- Directed by: Pradeep Sarkar Priyadarshan Aniruddha Roy Chowdhury Mahesh Manjrekar
- Starring: Aditya Seal; Pooja Kumar; Omkar Kapoor; Patralekha; Ali Fazal; Rannvijay Singha; Aahana Kumra; Chandan Roy Sanyal; Mahesh Manjrekar; Raima Sen; Vaibhav;
- Country of origin: India
- Original language: Hindi

Production
- Producers: Ratan Jain Ganesh Jain Sanchita Chaterjee
- Running time: 40 minutes
- Production company: Venus Worldwide Entertainment

Original release
- Release: 9 September 2020

= Forbidden Love (2020 TV series) =

Indian Hindi-language miniseries

Forbidden Love is a 2020 Indian ZEE5 original Hindi-language miniseries directed by Pradeep Sarkar, Priyadarshan, Aniruddha Roy Chowdhury and Mahesh Manjrekar starring Aditya Seal, Pooja Kumar, Ali Fazal, Omkar Kapoor, Patralekha, Aahana Kumra, Chandan Roy Sanyal, Raima Sen and Rannvijay Singha. The show was released on ZEE5 in 4 chapters.
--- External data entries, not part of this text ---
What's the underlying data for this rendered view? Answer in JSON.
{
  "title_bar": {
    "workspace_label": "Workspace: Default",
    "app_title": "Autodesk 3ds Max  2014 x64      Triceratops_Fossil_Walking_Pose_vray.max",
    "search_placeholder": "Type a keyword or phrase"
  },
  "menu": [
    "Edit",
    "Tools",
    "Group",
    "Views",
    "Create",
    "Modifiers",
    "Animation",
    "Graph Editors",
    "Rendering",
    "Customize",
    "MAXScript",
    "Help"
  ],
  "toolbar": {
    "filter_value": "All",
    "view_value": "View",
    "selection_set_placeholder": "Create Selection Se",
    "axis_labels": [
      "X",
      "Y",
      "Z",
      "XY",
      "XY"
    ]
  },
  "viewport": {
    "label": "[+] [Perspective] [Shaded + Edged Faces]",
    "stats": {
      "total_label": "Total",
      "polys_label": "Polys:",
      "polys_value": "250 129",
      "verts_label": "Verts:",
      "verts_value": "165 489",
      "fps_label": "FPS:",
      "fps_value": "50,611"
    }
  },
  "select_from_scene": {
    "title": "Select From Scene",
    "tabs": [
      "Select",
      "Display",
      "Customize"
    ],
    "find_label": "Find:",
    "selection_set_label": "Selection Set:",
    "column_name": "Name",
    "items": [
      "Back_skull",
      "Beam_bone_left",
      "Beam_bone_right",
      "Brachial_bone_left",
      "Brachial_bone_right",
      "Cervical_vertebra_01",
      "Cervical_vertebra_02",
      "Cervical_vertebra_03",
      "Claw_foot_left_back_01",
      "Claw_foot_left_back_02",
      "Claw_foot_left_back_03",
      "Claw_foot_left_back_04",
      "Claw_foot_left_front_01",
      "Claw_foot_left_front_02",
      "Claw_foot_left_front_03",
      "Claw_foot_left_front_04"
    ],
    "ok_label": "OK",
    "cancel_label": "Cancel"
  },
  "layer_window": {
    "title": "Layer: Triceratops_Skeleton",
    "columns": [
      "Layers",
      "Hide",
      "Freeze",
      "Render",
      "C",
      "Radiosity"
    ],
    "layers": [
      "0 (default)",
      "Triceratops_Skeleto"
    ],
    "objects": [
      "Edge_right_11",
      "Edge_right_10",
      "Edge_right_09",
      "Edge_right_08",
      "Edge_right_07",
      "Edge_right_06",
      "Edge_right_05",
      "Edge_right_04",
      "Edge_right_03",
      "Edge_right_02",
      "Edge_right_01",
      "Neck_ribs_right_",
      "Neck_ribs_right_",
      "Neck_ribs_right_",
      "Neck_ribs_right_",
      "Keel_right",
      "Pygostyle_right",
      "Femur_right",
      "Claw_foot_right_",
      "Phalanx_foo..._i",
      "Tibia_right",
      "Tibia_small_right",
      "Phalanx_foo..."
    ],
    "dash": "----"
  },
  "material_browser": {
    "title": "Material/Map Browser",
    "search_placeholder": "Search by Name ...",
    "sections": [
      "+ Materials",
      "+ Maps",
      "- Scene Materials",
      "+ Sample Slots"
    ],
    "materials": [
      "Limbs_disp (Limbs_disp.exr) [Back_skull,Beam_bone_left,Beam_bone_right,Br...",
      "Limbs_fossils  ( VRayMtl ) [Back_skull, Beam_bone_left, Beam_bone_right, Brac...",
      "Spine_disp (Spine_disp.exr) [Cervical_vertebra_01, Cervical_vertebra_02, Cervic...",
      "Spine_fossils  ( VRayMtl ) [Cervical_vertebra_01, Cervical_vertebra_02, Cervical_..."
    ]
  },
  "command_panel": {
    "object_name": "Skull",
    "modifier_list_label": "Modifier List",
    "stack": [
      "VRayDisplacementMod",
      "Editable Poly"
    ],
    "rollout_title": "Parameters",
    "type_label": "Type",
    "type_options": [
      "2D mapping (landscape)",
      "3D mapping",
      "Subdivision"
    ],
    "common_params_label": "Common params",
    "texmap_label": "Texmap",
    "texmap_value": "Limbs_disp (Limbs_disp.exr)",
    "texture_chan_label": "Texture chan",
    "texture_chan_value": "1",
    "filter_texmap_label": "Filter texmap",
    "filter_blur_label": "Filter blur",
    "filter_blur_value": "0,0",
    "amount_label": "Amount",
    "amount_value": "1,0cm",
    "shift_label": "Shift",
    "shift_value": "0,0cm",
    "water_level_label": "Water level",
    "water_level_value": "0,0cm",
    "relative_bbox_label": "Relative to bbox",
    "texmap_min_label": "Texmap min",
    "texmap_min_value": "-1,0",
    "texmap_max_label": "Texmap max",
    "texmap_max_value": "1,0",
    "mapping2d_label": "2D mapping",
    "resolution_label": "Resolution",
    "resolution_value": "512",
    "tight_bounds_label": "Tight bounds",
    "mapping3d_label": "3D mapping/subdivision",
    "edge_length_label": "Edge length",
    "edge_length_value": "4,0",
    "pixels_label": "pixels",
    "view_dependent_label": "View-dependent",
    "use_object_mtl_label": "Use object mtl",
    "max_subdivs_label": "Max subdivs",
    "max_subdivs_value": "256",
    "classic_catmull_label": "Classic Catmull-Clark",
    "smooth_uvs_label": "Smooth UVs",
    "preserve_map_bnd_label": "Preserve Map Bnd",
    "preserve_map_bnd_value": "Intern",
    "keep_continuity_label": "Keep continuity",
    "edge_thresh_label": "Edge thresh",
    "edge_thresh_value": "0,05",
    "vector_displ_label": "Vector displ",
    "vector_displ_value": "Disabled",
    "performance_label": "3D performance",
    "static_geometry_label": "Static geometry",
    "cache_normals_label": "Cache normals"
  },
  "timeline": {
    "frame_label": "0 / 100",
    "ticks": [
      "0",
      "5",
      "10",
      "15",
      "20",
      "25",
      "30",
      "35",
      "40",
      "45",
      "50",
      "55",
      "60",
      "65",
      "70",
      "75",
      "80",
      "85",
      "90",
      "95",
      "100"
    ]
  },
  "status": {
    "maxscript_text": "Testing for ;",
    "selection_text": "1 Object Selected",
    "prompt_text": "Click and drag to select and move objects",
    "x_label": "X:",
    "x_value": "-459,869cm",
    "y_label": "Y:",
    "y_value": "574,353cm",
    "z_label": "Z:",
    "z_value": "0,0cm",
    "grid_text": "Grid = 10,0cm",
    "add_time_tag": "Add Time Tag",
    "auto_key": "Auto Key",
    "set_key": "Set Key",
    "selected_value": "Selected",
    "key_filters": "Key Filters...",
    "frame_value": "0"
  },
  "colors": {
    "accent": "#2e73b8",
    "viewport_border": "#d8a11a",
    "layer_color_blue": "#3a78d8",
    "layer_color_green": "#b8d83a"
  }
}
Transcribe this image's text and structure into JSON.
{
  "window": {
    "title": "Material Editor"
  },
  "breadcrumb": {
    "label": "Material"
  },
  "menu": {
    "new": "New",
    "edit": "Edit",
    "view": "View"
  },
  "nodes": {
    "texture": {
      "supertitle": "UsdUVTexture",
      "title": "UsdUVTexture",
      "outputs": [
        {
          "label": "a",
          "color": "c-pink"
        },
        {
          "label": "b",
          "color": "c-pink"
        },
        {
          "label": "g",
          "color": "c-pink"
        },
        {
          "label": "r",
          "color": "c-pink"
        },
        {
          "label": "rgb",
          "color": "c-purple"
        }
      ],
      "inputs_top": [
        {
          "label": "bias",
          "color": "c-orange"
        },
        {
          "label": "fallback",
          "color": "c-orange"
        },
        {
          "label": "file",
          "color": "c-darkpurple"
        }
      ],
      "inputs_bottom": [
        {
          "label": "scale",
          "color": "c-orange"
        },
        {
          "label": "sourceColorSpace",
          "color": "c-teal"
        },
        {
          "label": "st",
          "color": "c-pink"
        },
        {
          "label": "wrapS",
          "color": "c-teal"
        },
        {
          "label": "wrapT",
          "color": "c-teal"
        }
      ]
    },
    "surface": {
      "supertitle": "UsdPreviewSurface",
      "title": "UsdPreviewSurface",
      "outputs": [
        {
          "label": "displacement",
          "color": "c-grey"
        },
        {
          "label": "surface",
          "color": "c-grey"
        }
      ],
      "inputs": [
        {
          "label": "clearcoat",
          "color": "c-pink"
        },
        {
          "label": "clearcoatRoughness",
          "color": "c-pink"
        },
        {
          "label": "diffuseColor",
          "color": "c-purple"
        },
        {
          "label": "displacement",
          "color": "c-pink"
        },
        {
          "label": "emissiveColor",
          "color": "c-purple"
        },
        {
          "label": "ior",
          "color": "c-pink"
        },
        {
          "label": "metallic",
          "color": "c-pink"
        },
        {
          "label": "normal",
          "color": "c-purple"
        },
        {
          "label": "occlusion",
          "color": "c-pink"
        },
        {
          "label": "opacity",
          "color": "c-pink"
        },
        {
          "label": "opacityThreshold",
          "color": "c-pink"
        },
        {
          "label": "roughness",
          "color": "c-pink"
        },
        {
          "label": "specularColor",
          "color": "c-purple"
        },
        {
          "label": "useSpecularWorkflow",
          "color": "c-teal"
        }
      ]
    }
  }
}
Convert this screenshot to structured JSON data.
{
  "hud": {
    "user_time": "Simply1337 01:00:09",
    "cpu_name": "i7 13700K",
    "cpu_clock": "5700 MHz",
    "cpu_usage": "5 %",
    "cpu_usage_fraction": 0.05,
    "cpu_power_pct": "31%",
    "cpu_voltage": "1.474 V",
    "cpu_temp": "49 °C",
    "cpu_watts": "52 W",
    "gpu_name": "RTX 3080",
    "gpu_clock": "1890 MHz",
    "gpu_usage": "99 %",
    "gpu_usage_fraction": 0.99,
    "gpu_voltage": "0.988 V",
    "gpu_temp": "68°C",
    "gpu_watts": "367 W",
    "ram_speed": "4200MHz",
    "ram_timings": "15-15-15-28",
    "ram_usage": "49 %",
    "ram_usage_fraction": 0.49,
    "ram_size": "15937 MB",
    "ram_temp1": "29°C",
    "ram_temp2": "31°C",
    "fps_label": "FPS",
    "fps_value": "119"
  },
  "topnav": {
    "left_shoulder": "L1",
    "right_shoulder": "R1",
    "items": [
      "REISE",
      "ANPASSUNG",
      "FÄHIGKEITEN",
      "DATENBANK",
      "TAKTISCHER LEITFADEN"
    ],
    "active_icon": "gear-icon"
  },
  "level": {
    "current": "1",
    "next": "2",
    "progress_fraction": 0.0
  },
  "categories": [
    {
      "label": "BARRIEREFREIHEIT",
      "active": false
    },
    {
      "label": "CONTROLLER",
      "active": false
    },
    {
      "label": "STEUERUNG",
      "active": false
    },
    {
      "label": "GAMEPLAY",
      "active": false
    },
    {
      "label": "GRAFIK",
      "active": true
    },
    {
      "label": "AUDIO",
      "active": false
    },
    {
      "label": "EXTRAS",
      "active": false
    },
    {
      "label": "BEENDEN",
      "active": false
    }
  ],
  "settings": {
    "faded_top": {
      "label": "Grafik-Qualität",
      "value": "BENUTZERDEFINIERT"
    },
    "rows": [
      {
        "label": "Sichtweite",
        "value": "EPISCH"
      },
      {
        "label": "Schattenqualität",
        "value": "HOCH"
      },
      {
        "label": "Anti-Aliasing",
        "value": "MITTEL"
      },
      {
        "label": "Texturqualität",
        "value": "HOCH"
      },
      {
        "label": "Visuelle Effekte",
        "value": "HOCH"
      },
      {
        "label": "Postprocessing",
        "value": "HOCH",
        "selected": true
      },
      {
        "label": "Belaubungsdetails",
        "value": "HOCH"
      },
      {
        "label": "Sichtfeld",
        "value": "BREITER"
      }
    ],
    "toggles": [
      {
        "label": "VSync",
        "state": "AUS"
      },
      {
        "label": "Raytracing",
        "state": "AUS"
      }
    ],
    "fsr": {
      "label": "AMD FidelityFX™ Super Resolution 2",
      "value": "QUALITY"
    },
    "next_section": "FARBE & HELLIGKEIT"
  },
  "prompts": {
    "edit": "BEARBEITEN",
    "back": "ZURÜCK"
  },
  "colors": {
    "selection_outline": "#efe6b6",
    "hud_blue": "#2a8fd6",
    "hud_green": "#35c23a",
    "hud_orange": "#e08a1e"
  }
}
Anamika & Arranged Marriage on 9 September 2020 and Diagnosis of Love & Rule of Games on 24 September.

== Chapters ==

| Chapter | Segment Title | Director | Cast | Writer |  |
|---|---|---|---|---|---|
| 1 | Arranged Marriage | Pradeep Sarkar and Arjun Balakrishnan | Ali Fazal, Patralekha, Omkar Kapoor | Suchhanda Chatterjee, Sonal Sehgal |  |
| 2 | Anamika | Priyadarshan | Aditya Seal, Pooja Kumar, Harsh Chhaya | Priyadarshan |  |
| 3 | Rules of the Game | Aniruddha Roy Chowdhury | Chandan Roy Sanyal, Aahana Kumra, Anindita Bose |  |  |
| 4 | Diagnosis of Love | Arjun Balakrishnan, Mahesh Manjrekar | Mahesh Manjrekar, Raima Sen, Rannvijay Singh, Vaibhav Tatwawadi |  |  |

== Cast ==
===Arranged Marriage===
- Omkar Kapoor as Neelanjan "Neel" Sen - Keya's husband and Dev's lover
- Patralekha as Keya - Neel's wife and Dev's cousin
- Ali Fazal as Dev - Neel's lover and Keya's cousins
- Reshmi Sen as Neel's mother
- Lily Chakravarty as Shanti Aunty
- Sayani Mukhopadhyay as Sex Worker 1
- Arundhati Mukharjee as Sex Worker 2

=== Anamika===
- Aditya Seal as Ishaan/ Amir Qureshi
- Pooja Kumar as Anamika
- Harsh Chhaya as Vijayendra - Anamika's husband
- Dean Bose as Adil Khan/ Ishaan's cousin

===Rules of the Game===
- Aahana Kumra as Priya
- Chandan Roy Sanyal as Gaurav - Priya's husband
- Anindita Bose as Nisha - Priya's friend

=== Diagnosis of Love===
- Mahesh Manjrekar as Vaibhav - Sudha's husband
- Raima Sen as Sudha - Vaibhab's wife
- Vaibhav Tatwawadi as Harsh - Kalindi's boyfriend
- Mrunmayee Deshpande as Kalindi - Harsh's girlfriend
- Rannvijay Singh as Aditya

== Release ==
ZEE5 released the first movie on the platform on 9 September 2020.